Selene Yap, Lilian Chee, Lee Weng Choy, Anca Rujoiu, Souchou Yao
- Edited by Selene Yap
- Designed by Currency
- Typographic advice by Jeroen Wille
- Copyedited by Naomi Riddle
- Prepress by Spitting Image, Sydney
- Printed by AC Dominie, Singapore
- Published by Singapore Art Museum and Stolon Press, Sydney
Published in conjunction with “A Pause”—Amanda Heng’s exhibition for the Singapore Pavilion at the 61st Venice Biennale—Amanda Heng: On and On brings together four decades of Heng’s artistic practice and sustained experimentation. From the artist’s early drawings of the female body to the photographic studies and artworks with herself and her mother, the performances she staged in the public spaces of Singapore and elsewhere, to works that turn from the public toward the interior self and its needs, this book is a comprehensive look into Heng’s world.

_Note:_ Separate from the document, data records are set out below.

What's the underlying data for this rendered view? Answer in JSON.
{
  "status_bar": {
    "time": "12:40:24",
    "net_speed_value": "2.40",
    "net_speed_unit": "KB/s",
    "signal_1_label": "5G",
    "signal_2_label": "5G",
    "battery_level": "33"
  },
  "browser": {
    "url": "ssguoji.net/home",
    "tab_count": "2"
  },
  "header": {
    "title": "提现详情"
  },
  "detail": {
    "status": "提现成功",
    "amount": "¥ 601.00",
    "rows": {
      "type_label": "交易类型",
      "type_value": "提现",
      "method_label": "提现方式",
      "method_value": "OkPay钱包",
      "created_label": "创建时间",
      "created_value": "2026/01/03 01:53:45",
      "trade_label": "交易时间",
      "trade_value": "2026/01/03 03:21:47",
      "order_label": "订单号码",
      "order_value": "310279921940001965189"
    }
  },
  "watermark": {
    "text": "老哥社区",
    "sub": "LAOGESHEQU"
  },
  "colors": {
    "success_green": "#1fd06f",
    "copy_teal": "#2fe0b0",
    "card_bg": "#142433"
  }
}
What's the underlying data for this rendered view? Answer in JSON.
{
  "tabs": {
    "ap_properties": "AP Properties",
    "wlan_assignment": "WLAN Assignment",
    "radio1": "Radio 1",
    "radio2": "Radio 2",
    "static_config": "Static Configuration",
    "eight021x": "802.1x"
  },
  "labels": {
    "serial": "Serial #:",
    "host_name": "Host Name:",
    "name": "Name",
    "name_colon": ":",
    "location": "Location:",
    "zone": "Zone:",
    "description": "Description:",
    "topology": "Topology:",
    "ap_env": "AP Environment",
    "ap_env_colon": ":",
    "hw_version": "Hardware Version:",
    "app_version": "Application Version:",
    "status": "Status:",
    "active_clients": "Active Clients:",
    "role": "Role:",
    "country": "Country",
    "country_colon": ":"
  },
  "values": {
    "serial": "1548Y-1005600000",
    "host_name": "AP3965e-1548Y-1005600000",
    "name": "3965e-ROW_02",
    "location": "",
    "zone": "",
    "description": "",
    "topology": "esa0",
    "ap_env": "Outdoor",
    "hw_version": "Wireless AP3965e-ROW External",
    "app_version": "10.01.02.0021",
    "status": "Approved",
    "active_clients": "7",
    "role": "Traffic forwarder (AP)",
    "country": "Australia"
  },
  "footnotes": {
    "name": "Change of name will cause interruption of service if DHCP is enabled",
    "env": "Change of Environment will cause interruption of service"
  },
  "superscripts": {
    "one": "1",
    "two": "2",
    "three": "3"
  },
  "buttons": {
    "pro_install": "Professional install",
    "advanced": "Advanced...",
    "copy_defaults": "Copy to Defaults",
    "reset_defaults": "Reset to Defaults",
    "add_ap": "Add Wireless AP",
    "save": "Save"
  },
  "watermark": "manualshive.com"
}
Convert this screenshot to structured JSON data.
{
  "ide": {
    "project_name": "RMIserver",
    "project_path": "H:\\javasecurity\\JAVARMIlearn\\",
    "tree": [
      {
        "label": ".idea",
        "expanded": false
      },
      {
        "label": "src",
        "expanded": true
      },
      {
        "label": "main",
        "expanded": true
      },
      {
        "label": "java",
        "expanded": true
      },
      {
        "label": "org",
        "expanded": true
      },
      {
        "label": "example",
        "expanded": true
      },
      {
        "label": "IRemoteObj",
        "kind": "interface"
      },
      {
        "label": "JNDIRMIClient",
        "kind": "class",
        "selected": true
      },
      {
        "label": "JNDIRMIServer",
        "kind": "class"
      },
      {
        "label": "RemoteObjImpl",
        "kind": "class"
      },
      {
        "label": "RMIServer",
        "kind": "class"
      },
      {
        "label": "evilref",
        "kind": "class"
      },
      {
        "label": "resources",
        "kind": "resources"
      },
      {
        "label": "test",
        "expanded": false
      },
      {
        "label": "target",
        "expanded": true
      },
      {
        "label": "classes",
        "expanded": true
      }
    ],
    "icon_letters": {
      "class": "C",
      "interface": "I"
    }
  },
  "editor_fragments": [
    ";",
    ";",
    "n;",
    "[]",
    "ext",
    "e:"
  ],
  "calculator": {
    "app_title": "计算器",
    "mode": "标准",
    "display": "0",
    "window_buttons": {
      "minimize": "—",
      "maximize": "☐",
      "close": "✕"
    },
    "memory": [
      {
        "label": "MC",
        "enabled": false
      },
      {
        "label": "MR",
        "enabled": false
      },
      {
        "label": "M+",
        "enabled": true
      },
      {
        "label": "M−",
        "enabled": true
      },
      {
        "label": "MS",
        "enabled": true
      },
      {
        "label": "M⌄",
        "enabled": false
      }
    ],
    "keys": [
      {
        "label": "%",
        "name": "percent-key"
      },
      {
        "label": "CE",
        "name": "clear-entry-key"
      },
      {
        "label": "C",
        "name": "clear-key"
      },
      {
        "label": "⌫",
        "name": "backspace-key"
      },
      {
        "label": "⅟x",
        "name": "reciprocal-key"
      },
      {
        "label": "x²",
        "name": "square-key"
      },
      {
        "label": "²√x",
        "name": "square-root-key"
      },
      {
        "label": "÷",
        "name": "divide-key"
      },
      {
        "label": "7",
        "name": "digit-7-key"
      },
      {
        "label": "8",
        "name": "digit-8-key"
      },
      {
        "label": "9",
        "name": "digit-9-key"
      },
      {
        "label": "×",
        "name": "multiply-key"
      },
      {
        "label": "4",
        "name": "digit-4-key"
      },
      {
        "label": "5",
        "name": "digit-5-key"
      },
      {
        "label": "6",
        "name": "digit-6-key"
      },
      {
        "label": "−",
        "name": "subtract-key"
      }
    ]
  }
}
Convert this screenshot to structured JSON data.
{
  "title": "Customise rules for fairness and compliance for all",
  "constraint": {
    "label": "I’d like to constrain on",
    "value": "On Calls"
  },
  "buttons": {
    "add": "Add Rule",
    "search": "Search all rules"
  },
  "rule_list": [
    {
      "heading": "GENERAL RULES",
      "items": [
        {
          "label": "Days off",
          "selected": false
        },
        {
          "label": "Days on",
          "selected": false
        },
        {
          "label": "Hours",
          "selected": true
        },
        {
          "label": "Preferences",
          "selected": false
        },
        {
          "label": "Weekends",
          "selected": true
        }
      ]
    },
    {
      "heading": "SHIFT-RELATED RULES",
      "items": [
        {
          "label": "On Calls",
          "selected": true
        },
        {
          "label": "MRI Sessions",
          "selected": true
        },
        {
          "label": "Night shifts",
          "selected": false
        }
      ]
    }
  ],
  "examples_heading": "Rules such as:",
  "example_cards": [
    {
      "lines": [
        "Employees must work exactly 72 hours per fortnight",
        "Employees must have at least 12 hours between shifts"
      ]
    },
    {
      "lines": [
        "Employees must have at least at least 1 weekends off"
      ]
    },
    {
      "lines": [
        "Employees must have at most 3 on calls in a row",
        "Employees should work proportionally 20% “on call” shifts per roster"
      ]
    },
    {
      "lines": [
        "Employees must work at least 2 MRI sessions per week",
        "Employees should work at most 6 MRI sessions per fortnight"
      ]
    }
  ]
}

In 1986, after working as a tax officer for several years, Heng left her job to become an artist. In her early thirties, she enrolled in art school, already with questions in mind about gender, culture, language, and the social conditions of Singaporean society. Through drawing, photography, video, and performance, Heng used her body as both subject and medium, and attended to gestures and habits such as chatting, walking, cleaning, and sitting—small actions that are foundational to her artmaking and politics.
Edited by curator Selene Yap, the book brings together essays by curator Anca Rujoiu, critic Lee Weng Choy, architectural theorist Lilian Chee, and anthropologist Souchou Yao, as well as Heng’s own distinct voice, which accompanies a series of visual essays of her work—much of it seen here for the first time.